1. No-11 constraint preserved in both components
2. Total entropy conserved or increased
3. Channel capacity not exceeded

Proof: Consider exchange from C_i to C_j of information z.

Step 1: Pre-exchange States

• C_i state: $s_i={\sum }_{k\in K_i}{F}_k$ (Zeckendorf form)
• C_j state: $s_j={\sum }_{l\in L_j}{F}_l$ (Zeckendorf form)

Step 2: Exchange Constraints For safe exchange:

• Extraction: s_i - z must remain valid Zeckendorf (no 11)
• Insertion: s_j + z must remain valid Zeckendorf (no 11)
• Channel: z ≤ κᵢⱼ × min(F_{k_i}, F_{k_j})

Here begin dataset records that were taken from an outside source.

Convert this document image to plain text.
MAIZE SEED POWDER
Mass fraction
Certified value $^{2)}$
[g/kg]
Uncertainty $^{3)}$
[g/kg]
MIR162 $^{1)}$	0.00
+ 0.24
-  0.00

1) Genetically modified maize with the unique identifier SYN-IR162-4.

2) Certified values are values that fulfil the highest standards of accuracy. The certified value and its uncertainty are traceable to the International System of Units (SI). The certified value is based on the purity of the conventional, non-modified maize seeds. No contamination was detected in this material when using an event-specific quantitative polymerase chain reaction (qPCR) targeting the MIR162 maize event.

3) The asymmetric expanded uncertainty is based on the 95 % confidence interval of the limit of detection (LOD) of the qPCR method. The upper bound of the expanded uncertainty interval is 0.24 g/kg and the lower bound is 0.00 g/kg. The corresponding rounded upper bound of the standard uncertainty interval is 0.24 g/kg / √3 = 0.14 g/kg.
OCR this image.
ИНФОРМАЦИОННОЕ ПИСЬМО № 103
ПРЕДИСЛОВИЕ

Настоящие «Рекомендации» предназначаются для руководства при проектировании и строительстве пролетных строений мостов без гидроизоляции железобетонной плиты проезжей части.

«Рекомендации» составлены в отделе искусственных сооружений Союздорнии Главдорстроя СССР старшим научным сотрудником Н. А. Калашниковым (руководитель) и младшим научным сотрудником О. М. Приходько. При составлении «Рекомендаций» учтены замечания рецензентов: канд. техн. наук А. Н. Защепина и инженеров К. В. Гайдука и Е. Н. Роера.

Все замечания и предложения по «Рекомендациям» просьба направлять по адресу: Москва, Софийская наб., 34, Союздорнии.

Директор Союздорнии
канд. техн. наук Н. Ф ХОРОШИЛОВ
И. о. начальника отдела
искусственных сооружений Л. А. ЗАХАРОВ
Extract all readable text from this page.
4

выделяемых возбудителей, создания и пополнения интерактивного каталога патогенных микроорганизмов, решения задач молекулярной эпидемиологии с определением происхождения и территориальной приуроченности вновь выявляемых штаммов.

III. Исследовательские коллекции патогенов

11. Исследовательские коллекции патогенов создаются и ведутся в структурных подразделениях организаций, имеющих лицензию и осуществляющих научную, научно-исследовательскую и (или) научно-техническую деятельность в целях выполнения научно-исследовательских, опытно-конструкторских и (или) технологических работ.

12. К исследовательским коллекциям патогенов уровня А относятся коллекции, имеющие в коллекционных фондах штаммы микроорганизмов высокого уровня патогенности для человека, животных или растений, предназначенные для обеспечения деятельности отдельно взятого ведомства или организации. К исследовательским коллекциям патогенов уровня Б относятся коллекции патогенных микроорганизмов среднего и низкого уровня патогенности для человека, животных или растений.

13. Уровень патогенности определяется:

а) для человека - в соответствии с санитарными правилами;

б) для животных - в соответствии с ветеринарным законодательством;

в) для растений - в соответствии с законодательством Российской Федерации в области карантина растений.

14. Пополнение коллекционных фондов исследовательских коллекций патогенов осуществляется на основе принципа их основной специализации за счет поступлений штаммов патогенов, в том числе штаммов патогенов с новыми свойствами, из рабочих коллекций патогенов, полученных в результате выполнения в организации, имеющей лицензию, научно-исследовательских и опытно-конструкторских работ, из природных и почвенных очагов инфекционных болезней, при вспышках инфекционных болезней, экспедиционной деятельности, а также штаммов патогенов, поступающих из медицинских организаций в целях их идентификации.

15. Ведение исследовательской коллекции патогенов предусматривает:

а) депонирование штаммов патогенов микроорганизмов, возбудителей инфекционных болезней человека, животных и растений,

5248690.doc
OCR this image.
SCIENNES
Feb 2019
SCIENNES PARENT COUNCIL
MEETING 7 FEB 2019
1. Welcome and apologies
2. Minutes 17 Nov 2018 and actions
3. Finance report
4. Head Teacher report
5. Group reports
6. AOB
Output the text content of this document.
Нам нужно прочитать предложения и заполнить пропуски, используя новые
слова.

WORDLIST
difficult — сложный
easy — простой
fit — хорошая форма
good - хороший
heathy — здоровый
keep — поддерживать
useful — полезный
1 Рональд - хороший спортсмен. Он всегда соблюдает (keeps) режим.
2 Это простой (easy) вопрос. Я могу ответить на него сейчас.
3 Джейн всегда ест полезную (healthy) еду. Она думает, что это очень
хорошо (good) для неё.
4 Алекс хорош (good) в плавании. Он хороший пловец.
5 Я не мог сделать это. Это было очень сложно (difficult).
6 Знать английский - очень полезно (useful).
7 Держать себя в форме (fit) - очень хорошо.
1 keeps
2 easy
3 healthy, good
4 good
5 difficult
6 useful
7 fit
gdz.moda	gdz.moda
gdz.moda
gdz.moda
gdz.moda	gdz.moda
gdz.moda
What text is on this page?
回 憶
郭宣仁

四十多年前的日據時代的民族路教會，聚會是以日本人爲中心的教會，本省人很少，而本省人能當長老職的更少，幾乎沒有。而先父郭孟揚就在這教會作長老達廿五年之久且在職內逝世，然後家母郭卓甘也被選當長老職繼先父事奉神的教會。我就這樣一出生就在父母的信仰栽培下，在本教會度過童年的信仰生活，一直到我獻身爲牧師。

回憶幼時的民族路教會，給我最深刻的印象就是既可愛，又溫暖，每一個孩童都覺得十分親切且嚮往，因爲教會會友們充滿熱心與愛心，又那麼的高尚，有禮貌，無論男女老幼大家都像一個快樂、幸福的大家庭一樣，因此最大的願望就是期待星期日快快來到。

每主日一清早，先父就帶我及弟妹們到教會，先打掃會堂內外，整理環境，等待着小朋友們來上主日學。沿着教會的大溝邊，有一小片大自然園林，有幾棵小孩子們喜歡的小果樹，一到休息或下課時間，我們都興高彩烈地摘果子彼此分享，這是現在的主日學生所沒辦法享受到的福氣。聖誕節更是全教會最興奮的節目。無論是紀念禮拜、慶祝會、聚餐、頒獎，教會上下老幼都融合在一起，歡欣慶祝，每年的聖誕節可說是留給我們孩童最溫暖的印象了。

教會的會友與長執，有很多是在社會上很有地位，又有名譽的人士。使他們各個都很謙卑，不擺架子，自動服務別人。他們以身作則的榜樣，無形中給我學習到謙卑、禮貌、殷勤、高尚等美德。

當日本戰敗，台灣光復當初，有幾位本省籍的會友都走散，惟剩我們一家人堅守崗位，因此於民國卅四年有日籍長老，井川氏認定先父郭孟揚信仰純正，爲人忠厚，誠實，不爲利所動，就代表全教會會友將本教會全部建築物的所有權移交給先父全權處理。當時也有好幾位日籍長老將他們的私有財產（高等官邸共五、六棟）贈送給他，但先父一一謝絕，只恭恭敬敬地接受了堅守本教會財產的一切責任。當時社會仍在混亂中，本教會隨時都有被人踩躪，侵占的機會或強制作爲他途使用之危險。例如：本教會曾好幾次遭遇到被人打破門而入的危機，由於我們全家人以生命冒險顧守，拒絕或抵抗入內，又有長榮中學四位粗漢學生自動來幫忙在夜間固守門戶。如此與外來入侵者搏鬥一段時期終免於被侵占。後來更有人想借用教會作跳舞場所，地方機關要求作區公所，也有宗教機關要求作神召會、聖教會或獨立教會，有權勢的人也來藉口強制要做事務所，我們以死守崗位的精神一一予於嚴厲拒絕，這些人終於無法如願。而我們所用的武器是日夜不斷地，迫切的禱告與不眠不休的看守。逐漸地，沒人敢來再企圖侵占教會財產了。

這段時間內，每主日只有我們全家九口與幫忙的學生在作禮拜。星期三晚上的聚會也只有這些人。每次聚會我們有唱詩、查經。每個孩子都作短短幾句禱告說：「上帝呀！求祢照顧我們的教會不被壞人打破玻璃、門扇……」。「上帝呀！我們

Step 3: Entropy Balance By T0-5 conservation: $$E_i^{after}+E_j^{after}=E_i^{before}+E_j^{before}+{ϵ}_{exchange}$$ where ε_exchange ≥ 0 is entropy generated by interaction.

These three conditions ensure safe exchange. ∎

3. Information Transmission Theory

3.1 Transmission Constraints

Theorem 3.1 (Bandwidth Theorem): Maximum information transmission rate between components is: $$B_{ij}={\kappa }_{ij}\times \frac{\min (F_{k_i},F_{k_j})}{{\tau }_{ij}}$$

Proof: Step 1: Capacity Constraint Per time unit, maximum transferable is min(F_{k_i}, F_{k_j}).

Step 2: Coupling Modulation Effective transfer reduced by coupling strength κᵢⱼ.

Step 3: Time Quantization With delay τᵢⱼ, rate becomes: $$B_{ij}=\frac{{\kappa }_{ij}\times \min (F_{k_i},F_{k_j})}{{\tau }_{ij}}$$

This establishes the bandwidth limit. ∎

3.2 Information Loss

Theorem 3.2 (Transmission Loss): Information transmission incurs entropy loss: $$\Delta S_{loss}=z\times (1-{\kappa }_{ij})\times {\log }_2({\tau }_{ij}+1)$$

Proof: Step 1: Coupling Loss Imperfect coupling (κᵢⱼ < 1) causes loss ∝ (1 - κᵢⱼ).

Step 2: Temporal Degradation Delay τᵢⱼ introduces uncertainty ∝ log₂(τᵢⱼ + 1).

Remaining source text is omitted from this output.